The latest BMI India Retail report (Q4, 2011) pegs the Indian retail industry at 411 billion USD, projected to double by 2015. That's an enormous growth rate and this only accelerates further when we talk about the organized retail that stands today at 6% of the entire retail pie - at roughly 25 billion USD. To sample the implication of this growth, consider this - a whopping 6 million sq. ft. of retail space was added just in the first half of 2011! Online retail itself is growing at 35%, annually. The point is - at 22% of the GDP, the potential and importance of the Indian retail industry is unquestionable.
With high growth (and low entry barriers), comes high competition. And, high competition has its own set of implications for the industry, the root of which is - you cannot afford to lose on customer service.

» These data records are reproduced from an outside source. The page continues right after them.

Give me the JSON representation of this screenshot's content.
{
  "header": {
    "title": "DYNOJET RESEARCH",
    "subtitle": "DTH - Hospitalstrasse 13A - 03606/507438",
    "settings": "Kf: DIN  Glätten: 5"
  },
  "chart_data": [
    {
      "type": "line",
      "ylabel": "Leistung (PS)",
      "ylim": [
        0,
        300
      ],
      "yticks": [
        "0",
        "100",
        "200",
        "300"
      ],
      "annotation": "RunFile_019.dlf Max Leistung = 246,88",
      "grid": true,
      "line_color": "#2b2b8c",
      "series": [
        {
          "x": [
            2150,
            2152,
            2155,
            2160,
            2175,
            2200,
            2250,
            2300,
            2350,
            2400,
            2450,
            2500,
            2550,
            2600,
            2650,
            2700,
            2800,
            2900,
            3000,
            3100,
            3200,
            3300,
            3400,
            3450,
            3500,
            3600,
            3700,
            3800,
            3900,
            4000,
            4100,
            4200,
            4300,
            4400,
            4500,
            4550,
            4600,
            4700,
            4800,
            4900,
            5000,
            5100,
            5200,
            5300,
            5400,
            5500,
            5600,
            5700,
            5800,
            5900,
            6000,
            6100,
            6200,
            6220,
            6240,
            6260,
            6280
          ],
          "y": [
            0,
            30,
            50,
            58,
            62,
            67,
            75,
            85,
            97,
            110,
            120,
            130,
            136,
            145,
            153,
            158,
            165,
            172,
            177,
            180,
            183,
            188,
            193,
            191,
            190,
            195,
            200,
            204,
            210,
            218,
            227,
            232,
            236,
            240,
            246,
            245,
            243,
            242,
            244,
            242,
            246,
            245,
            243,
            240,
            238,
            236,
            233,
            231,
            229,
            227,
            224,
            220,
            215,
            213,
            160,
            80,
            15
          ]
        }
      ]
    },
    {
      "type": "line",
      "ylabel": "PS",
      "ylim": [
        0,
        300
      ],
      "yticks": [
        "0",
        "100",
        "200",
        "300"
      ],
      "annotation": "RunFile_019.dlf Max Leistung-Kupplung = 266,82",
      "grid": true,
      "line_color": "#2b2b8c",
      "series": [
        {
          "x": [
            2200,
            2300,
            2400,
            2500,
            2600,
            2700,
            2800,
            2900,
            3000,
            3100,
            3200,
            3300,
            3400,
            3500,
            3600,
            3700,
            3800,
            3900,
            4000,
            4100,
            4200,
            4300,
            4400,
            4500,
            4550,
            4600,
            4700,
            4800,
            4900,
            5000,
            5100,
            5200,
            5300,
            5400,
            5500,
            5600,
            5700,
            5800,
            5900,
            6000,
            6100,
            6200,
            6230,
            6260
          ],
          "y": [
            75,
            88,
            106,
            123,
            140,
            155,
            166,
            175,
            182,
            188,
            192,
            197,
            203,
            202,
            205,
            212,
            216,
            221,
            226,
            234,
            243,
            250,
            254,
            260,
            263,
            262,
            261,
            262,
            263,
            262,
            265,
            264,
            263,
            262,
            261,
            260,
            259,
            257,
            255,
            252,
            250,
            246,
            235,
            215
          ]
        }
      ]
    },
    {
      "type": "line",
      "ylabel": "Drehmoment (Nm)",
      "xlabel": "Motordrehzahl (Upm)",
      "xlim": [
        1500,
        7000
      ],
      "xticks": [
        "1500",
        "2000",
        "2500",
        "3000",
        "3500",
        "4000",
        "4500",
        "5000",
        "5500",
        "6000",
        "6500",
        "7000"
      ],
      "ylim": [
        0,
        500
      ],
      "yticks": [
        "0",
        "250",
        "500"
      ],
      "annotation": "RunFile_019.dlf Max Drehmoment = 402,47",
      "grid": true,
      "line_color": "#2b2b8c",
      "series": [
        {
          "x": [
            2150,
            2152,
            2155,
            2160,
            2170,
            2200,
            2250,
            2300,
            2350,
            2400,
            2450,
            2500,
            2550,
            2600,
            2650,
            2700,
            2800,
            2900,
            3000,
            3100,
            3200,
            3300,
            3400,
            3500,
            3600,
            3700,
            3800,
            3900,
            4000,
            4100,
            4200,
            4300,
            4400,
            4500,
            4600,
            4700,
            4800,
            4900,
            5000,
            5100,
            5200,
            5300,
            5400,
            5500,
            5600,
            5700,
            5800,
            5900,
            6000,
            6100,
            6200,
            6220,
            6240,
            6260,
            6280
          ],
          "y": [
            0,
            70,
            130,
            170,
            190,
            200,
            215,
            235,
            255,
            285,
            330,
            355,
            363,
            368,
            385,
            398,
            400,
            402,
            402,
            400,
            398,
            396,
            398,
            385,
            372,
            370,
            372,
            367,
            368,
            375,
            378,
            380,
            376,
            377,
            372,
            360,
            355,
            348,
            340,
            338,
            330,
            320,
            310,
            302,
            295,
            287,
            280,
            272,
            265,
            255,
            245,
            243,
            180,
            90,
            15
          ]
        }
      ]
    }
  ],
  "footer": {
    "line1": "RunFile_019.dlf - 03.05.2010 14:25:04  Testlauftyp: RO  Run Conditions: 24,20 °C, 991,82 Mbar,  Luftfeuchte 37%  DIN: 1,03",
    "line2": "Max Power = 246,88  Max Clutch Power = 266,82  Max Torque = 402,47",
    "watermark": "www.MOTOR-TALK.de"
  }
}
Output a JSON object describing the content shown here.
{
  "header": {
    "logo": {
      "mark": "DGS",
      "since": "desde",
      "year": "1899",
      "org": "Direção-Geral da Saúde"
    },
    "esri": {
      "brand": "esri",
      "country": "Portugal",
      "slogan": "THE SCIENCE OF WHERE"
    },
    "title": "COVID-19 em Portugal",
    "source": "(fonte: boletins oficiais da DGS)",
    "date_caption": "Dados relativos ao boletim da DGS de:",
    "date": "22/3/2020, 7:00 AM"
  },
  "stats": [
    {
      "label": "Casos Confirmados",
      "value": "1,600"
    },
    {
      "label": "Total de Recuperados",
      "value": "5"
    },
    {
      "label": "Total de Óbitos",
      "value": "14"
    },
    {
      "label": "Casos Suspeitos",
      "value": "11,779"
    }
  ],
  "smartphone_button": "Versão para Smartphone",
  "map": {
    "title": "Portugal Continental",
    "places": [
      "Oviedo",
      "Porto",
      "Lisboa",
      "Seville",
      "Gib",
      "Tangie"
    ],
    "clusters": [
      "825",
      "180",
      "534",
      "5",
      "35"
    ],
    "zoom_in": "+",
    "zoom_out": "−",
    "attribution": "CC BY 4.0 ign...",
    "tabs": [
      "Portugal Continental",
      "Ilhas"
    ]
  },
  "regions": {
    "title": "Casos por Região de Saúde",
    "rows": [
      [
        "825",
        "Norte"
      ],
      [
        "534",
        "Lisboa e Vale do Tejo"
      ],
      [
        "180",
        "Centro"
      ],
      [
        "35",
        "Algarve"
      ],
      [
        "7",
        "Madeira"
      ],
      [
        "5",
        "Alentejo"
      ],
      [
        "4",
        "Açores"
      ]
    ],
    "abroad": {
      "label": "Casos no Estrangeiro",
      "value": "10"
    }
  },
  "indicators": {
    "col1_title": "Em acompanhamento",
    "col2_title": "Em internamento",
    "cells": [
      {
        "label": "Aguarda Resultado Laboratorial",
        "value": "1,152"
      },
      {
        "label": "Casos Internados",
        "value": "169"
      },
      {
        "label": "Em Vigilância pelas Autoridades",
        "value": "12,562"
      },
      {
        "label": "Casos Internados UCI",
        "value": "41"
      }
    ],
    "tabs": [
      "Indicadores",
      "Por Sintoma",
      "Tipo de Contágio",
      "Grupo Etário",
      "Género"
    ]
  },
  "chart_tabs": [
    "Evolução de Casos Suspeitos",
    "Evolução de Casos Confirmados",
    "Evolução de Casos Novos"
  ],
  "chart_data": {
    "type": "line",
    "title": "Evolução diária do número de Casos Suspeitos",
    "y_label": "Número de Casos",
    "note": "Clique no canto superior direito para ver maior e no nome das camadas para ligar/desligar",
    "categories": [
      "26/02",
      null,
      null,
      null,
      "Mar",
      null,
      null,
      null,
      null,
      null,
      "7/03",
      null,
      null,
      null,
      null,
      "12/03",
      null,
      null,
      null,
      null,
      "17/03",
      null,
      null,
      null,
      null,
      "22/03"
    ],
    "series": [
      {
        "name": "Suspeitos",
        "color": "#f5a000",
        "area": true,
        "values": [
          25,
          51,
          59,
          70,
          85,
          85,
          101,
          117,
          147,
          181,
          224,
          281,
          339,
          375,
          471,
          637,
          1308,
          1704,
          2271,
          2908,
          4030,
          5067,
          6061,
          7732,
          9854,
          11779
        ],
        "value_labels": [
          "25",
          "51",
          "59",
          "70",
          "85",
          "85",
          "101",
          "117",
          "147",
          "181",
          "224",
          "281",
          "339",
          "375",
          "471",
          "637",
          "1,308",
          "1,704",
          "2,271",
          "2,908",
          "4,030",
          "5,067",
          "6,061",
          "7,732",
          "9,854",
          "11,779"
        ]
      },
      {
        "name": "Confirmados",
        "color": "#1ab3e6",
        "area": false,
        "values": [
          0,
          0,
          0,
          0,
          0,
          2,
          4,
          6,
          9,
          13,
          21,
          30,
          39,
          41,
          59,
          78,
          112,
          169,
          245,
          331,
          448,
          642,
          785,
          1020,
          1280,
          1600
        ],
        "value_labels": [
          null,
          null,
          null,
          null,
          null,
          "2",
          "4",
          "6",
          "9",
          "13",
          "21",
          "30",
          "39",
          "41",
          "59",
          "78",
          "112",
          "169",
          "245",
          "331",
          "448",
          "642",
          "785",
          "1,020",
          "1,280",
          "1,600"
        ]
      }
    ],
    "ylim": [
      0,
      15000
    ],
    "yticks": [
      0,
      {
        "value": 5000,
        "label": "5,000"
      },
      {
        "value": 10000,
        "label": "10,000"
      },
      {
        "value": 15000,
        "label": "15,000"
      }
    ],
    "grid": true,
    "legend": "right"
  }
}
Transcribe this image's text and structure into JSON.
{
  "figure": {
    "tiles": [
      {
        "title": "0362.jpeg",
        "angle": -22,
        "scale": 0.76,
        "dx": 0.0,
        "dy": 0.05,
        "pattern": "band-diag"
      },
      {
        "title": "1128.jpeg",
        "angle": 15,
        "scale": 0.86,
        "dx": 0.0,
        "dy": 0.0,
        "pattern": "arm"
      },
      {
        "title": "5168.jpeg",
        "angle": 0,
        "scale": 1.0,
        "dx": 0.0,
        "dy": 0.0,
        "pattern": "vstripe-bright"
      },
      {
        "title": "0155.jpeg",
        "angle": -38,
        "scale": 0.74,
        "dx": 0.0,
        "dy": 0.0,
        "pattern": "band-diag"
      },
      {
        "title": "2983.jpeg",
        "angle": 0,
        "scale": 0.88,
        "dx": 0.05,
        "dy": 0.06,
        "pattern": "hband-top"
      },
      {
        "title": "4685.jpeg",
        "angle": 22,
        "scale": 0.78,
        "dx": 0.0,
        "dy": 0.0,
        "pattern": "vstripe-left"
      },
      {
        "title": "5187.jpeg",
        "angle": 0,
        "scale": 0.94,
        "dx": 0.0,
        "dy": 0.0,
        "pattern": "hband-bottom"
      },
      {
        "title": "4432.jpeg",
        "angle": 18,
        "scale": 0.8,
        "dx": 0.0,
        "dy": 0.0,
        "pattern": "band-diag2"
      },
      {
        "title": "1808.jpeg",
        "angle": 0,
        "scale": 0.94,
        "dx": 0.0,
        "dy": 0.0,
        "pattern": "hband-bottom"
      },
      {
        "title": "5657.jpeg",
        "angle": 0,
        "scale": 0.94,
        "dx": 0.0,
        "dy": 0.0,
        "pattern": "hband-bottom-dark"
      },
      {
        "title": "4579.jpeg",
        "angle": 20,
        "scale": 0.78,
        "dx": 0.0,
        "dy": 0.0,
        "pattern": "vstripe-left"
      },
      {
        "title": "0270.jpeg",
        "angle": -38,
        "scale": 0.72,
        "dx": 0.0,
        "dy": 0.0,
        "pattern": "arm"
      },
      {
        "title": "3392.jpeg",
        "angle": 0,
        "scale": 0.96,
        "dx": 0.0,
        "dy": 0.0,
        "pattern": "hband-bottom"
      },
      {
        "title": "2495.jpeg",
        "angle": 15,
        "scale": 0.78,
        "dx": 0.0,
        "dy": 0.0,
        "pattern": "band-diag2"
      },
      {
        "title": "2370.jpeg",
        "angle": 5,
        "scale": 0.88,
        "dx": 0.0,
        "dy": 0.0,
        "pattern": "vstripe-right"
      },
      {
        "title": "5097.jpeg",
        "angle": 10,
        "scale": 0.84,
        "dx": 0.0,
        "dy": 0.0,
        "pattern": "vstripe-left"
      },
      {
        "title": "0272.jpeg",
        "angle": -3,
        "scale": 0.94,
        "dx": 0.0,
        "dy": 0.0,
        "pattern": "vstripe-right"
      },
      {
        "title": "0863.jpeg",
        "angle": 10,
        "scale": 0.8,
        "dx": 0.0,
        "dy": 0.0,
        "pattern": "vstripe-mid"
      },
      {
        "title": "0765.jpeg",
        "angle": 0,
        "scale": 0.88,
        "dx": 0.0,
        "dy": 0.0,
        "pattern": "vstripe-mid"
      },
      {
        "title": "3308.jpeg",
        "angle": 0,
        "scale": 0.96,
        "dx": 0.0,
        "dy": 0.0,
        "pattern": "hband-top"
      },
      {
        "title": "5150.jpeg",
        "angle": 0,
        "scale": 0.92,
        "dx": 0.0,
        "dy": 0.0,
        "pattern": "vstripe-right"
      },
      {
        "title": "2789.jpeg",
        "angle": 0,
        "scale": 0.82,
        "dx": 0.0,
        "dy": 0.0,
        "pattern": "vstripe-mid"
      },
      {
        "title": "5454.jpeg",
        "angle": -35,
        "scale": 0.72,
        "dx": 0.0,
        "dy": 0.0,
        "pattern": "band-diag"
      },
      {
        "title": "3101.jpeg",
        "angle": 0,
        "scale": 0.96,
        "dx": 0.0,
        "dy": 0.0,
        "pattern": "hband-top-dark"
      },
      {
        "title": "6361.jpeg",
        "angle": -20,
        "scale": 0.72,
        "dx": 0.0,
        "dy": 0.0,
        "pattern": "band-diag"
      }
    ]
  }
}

In supply chain terms, your supply chain reliability and responsiveness have to be (and perceived, too) best or at least at par with the competition. Moreover in growing economies like India the retail industry is typically characterized by volatility which translates to a strong need for flexible and scalable supply chains.
Now, when we speak of competition and high volumes, we can’t leave out the most important aspect of profitability (and survival) - Cost! Customers today have more choices than ever before and the Indian customer does not only demand more value but it expects this at less cost. 'More for less' seems the mantra, this season and its here to stay.